On the other hand, the Internet is full of text with legal significance (e.g. advertising language, dark patterns), especially since national and supranational regulators have been paving the way to a new market focused on public interest technology such as consumer forensics.

The interest of public authorities in developing market monitoring tools is at an all-time high, yet relevant multidisciplinary research expertise remains scattered.


As electronic information becomes increasingly available around the world, automated tools for processing that information have grown apace. These tools can be especially effective and time-saving on text where information can be distilled in interesting ways including auto-summarization, named-entity extraction, machine translation, sentiment analysis, topic classification and others. As a result, natural language processing (NLP) applications are popular in important commercial contexts such as finance and healthcare.

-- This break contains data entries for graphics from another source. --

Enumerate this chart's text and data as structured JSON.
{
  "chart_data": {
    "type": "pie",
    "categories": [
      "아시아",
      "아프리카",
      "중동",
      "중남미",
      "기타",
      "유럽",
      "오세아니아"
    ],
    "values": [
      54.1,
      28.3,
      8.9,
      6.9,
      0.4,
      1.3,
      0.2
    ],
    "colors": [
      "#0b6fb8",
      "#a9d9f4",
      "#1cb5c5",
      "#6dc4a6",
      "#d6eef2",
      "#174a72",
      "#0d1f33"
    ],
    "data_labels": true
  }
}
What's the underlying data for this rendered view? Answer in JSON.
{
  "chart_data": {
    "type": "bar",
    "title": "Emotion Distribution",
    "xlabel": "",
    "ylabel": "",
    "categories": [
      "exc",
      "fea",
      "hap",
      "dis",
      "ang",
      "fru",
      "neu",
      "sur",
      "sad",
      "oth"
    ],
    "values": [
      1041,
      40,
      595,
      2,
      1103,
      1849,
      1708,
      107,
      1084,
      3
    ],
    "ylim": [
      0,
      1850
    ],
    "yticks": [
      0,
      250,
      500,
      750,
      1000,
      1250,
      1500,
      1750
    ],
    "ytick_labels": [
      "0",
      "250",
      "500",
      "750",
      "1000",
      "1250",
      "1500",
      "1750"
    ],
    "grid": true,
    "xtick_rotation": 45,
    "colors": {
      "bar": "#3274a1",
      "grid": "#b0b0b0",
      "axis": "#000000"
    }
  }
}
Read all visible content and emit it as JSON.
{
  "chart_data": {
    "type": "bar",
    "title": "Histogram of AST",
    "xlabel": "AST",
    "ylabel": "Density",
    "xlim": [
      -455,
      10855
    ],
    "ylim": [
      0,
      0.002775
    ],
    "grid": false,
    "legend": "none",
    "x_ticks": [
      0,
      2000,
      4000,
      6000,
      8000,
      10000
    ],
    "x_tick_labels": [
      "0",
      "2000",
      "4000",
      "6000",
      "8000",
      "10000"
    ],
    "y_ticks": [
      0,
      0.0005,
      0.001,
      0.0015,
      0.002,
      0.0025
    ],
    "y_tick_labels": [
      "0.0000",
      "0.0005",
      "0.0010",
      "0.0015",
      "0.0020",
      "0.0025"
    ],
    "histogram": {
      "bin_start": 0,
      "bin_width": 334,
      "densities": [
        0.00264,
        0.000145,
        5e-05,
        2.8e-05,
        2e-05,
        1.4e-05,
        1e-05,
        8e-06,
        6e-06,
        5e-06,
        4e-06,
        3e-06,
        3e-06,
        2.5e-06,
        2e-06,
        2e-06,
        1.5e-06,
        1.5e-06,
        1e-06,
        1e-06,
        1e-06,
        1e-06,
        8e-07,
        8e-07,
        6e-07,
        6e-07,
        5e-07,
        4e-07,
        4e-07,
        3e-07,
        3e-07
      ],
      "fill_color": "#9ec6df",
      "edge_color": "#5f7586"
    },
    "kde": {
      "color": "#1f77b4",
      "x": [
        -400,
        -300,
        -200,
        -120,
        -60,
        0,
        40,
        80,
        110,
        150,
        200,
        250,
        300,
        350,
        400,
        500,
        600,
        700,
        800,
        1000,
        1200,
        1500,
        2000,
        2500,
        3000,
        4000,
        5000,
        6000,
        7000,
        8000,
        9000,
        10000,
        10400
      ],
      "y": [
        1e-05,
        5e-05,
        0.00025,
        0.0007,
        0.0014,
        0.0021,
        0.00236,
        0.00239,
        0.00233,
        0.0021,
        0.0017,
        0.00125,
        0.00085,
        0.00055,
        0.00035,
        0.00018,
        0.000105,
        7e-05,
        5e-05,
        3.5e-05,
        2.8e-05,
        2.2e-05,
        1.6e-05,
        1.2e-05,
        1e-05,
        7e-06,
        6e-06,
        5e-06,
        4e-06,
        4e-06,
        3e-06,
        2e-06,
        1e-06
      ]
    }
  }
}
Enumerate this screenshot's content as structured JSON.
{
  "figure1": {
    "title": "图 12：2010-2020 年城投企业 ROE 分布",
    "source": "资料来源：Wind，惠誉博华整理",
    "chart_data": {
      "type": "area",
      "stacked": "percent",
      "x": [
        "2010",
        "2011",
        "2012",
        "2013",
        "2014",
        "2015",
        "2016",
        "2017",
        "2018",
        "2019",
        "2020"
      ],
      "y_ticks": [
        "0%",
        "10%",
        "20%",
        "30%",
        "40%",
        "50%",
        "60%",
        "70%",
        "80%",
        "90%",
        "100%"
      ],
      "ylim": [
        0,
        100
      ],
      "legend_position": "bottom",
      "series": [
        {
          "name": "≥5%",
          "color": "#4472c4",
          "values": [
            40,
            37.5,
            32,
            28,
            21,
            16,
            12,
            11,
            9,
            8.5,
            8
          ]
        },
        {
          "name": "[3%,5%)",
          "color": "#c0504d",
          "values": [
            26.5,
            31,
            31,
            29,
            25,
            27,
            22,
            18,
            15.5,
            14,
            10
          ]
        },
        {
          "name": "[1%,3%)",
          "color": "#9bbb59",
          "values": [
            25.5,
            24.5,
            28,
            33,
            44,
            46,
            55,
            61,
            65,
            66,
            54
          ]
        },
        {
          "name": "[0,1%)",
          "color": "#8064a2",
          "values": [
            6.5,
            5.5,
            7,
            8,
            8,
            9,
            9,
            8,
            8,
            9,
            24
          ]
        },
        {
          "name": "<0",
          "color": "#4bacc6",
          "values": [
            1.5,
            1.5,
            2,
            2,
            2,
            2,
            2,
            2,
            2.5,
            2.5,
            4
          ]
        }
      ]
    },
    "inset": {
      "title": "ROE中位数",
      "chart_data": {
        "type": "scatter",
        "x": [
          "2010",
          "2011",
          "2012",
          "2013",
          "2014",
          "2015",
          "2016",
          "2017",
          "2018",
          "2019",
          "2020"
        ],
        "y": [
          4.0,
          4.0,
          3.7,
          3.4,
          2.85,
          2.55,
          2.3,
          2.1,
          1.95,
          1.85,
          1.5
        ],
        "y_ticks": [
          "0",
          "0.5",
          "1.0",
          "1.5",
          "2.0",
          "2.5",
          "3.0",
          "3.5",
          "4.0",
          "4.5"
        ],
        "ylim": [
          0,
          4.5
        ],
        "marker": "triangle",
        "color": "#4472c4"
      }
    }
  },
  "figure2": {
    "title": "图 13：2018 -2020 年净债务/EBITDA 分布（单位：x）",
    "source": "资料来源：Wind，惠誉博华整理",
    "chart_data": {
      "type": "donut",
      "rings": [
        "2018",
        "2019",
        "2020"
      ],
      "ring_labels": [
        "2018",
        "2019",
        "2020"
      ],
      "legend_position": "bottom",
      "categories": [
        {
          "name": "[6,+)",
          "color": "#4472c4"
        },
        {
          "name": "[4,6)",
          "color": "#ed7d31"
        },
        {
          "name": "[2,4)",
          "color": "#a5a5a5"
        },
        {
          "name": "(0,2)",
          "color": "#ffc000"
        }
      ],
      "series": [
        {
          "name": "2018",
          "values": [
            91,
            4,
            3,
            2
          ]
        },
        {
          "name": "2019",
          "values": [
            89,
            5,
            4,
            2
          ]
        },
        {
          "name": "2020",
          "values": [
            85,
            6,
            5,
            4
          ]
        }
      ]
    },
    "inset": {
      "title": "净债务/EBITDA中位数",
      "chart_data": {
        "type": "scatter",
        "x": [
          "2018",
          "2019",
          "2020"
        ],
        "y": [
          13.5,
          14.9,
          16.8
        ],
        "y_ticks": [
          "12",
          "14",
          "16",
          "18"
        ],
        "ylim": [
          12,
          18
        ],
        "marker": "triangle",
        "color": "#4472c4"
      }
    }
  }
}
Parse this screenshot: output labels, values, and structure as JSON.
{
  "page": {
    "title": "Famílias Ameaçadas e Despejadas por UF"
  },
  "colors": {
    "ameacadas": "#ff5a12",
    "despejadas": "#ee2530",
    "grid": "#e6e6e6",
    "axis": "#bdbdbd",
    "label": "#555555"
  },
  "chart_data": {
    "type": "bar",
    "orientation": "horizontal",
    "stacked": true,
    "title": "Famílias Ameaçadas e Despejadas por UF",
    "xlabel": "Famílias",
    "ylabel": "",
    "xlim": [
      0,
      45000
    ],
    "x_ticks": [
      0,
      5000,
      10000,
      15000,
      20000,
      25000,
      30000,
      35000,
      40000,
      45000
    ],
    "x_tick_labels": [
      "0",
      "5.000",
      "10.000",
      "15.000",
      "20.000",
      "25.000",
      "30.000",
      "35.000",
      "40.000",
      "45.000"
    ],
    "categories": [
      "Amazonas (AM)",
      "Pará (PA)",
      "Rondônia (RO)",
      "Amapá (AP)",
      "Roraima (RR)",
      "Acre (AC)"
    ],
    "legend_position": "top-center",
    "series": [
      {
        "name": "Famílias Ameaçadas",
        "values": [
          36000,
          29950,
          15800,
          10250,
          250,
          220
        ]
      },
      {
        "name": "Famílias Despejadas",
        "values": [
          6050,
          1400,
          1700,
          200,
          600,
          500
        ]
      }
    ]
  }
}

The Legal domain however is still largely underrepresented in the NLP literature despite its enormous potential for generating interesting research problems on a par with other important commercial areas.

The accessibility of legal texts in the US in particular was an issue in the past preventing some researchers from working on legal NLP problems. Over the last few years however, more legal corpora have come online at low- or no-cost including the BYU Corpus, the Free Law Project and the expansion of resources published by the Library of Congress through Law.gov. A variety of growing electronic legal resources already exist free of charge for countries in Europe and Asia. Thus we feel that the timing is excellent to bring together researchers from around the world to focus on NLP problems in this area.


The NLLP workshop was held for the first time in 2019, collocated with the Conference of the North-American Association of Computational Linguistics (NAACL). The first edition consisted of 12 original papers, 9 of which are archived in the workshop proceedings.

Building on the success of the first edition, the 2nd edition of the NLLP workshop was held online and collocated with KDD 2020.

In 2021, the NLLP monthly talks series was started to provide an open transdisciplinary forum for discussing the most recent research in the topics of relevance to the community.

The NLLP 2021 workshop will be collocated with EMNLP and will take place in a hybrid format with both full virtual participation and in-person attendance in Punta Cana, Dominican Republic possible.